# Stihl 260 Pro vs 261



## mywaynow (Jan 17, 2011)

Who knows what the difference is between these models?  I undertand the 261 superceeds the 260.  Is there a difference between a 260 and 260 Pro?  Or is that just a terminology difference?


----------



## MillHeat (Jan 17, 2011)

mywaynow said:
			
		

> Who knows what the difference is between these models?  I undertand the 261 superceeds the 260.  Is there a difference between a 260 and 260 Pro?  Or is that just a terminology difference?



If I understood right yesterday at the dealer. The 261 is the new model.
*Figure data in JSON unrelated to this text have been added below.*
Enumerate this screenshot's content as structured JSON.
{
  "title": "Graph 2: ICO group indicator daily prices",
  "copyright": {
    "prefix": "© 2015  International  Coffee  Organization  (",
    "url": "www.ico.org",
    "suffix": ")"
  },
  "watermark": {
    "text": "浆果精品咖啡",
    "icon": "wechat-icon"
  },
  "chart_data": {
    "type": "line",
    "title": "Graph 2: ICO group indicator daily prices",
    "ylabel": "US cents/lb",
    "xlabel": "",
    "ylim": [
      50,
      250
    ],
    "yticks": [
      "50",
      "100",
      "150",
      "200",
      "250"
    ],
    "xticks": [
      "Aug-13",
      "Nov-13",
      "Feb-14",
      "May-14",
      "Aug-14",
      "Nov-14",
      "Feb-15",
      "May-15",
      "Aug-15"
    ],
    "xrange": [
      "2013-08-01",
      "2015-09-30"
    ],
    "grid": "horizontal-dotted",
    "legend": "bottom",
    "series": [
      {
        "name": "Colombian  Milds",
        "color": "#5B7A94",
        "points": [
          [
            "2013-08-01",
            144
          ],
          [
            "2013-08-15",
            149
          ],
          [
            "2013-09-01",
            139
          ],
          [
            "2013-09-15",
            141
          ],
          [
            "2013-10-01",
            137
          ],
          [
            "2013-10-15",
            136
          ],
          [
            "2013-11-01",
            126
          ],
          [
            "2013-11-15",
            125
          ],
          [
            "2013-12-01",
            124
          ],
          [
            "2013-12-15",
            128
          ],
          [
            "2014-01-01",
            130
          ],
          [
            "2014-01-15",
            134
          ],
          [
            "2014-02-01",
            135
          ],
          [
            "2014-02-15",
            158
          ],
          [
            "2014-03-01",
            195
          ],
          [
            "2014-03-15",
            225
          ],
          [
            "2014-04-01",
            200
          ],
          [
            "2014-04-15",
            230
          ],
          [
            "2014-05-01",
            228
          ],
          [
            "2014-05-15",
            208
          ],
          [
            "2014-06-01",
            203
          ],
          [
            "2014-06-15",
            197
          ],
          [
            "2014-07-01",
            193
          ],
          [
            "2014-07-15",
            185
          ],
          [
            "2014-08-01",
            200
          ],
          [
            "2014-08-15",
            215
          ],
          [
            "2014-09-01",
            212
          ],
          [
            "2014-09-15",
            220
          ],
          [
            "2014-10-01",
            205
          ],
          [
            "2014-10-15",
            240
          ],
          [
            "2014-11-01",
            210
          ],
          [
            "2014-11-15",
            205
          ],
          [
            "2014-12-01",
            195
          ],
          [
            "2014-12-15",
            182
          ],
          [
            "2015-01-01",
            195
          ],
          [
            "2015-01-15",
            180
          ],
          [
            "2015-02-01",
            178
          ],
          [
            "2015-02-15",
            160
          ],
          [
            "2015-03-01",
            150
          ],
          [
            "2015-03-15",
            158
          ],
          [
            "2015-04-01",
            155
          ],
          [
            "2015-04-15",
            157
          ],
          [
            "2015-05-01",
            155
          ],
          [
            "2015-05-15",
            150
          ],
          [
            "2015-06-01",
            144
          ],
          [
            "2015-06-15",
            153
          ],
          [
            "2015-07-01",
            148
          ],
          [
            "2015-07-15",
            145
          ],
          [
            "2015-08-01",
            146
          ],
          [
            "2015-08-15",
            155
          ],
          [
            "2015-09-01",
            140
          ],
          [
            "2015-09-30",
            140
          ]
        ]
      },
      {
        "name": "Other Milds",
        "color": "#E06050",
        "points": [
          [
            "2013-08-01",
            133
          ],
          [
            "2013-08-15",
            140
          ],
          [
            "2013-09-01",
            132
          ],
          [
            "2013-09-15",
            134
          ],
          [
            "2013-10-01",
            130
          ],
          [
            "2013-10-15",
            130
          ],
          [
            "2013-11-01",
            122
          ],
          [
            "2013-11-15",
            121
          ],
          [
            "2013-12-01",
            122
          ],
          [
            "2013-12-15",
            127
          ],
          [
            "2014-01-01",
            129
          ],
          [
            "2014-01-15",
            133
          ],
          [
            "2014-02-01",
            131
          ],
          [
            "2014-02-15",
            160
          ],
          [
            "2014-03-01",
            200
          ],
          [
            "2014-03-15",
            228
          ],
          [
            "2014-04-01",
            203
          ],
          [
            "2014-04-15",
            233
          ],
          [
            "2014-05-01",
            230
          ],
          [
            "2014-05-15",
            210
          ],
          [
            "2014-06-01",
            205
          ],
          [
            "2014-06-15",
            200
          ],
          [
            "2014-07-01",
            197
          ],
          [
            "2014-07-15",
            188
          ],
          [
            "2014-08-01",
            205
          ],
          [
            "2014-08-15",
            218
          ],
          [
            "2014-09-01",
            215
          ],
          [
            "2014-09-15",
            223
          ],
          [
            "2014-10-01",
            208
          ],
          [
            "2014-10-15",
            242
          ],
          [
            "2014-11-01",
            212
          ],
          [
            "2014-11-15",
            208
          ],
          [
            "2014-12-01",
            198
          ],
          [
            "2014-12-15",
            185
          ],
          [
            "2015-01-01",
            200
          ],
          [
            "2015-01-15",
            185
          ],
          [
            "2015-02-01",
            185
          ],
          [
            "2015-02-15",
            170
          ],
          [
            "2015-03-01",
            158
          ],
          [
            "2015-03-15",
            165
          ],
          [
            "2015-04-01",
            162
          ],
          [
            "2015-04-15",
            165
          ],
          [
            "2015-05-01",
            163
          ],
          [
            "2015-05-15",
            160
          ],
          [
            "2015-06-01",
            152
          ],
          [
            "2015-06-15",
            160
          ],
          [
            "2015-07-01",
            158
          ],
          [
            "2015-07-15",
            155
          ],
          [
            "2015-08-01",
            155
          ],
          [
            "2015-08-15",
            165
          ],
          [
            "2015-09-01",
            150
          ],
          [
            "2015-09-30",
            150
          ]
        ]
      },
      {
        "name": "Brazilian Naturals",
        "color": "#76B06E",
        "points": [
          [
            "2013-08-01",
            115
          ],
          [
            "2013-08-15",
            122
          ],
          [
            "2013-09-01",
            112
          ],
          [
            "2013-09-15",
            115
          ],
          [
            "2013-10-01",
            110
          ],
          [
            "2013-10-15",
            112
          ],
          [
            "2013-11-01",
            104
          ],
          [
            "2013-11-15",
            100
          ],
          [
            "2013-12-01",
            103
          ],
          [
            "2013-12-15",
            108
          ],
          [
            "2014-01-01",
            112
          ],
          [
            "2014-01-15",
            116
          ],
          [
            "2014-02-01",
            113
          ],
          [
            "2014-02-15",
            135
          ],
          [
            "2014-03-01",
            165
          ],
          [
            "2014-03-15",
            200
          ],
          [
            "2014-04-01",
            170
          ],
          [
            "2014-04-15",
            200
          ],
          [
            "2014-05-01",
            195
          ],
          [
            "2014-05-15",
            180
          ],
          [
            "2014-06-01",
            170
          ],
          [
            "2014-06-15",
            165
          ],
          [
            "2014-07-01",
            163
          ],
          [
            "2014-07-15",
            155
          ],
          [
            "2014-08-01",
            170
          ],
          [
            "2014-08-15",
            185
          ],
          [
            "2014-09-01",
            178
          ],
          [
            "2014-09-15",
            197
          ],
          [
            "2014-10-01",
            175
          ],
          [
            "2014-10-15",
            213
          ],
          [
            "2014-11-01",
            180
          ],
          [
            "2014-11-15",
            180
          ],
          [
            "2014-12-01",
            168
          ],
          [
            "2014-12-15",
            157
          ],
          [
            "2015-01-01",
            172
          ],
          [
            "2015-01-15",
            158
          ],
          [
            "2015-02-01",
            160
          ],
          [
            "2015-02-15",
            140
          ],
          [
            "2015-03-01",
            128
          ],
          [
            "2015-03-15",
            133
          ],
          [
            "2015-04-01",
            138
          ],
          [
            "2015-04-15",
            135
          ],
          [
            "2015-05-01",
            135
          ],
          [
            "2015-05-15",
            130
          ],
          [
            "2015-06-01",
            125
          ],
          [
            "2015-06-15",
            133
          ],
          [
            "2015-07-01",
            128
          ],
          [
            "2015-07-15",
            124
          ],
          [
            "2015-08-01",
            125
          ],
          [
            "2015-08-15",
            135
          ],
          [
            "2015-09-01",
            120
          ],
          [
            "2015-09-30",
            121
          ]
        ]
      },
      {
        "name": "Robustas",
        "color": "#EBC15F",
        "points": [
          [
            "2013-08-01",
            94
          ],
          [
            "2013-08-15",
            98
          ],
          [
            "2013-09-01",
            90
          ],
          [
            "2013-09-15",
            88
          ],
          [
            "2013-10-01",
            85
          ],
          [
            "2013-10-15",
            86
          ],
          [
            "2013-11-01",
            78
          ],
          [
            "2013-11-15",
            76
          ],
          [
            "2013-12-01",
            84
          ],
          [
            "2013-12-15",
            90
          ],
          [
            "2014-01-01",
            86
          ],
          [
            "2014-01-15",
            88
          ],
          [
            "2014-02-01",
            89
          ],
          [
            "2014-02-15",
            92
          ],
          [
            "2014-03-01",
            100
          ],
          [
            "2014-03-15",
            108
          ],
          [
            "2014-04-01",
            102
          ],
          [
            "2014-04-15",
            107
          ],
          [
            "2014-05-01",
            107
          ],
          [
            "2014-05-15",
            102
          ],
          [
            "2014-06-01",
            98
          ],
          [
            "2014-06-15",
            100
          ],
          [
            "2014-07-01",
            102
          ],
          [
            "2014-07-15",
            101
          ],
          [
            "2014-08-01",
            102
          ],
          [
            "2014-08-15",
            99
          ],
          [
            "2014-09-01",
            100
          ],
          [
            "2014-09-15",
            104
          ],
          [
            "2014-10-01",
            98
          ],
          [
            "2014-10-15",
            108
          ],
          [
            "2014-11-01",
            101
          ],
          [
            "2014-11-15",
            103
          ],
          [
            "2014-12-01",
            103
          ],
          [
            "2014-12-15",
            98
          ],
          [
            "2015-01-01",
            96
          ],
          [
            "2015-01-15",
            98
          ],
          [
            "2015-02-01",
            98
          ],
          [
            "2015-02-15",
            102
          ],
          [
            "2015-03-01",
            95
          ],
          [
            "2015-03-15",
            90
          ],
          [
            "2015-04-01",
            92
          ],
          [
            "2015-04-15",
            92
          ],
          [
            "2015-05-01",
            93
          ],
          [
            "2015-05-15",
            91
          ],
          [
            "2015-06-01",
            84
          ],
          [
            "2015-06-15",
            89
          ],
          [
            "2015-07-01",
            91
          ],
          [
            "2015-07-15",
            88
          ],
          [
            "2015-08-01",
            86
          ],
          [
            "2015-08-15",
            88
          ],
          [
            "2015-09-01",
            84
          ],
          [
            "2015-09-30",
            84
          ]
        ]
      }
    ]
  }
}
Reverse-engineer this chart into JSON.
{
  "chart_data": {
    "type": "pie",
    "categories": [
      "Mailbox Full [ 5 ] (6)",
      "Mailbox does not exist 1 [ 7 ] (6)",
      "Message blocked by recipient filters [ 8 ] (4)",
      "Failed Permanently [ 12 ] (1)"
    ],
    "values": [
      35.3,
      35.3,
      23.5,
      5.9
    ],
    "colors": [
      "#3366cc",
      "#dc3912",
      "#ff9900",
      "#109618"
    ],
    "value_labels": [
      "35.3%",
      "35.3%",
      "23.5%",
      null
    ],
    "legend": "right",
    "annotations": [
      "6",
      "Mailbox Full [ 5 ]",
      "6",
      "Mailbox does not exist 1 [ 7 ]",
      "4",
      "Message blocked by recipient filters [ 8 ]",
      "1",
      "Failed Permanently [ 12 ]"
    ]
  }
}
Its a pound lighter and a 1/4 horse weaker.


----------



## smokinj (Jan 17, 2011)

The 261 is heavier and stronger than the 260.  261 Comes in 11lbs 260 was very close to 10.

couple more pounds and you have a 660


----------



## HittinSteel (Jan 17, 2011)

the 261 is the new strato saw,,,, a pound heavier and more power than the 260

the Pro designation on a 260 adds a decomp button and an adjustable oiler


----------



## ddug (Jan 18, 2011)

> couple more pounds and you have a 660



Couple pounds (6) and about 500 bucks!

I would love to own a 660 but for most of my uses the 260 is a great saw. I live in the high desert land of smaller trees so most of the stuff I buck is in the 6-12 inch range. 

I have cut a few 2 ft.-plus cottonwoods that blew over and blocked my drive with that little saw though!


----------



## Jutt77 (Jan 18, 2011)

I cut everything with my 16 year old 026, bigger stuff just takes a few more passes.  I have the 026 Pro BTW and have never had to use the decomp valve, starts easy enough without it so I wouldn't be too concerned about whether or not its a Pro.  I just happened to get a good deal on mine and its been awesome.  Lots of power in a light weight saw.


----------



## jlove1974 (Jan 18, 2011)

if you are upgrading from a wild thing, either saw will be like a miracle in actual use. If you
are felling really big hardwoods, you might consider something with a bit more torque, like a Farm Boss.
But as a do it all saw, the 026 is IMO a wonderful swiss army knife-type saw. Needs a bigger bar than 18" tho.


----------



## smokinj (Jan 19, 2011)

ddug said:
			
		

> > couple more pounds and you have a 660
> 
> 
> 
> ...



460 3lbs..lol Point is the new 261 is up in weight. No big deal if your not a 2lb'er


----------



## RNLA (Jan 20, 2011)

If you can buy the 260 pro I would. Not seen the 261 yet. The 260 pro also should have 2 bucking spikes 1 inside 1 outside.


----------



## wendell (Jan 20, 2011)

I just responded in your other thread but if you are determined to go with a 50cc saw for all the bucking you do, my first choice would be a 261, second is the the 346 and a distant 3rd would be the 260.

I have run a 261 a fair amount and have owned the other two.


----------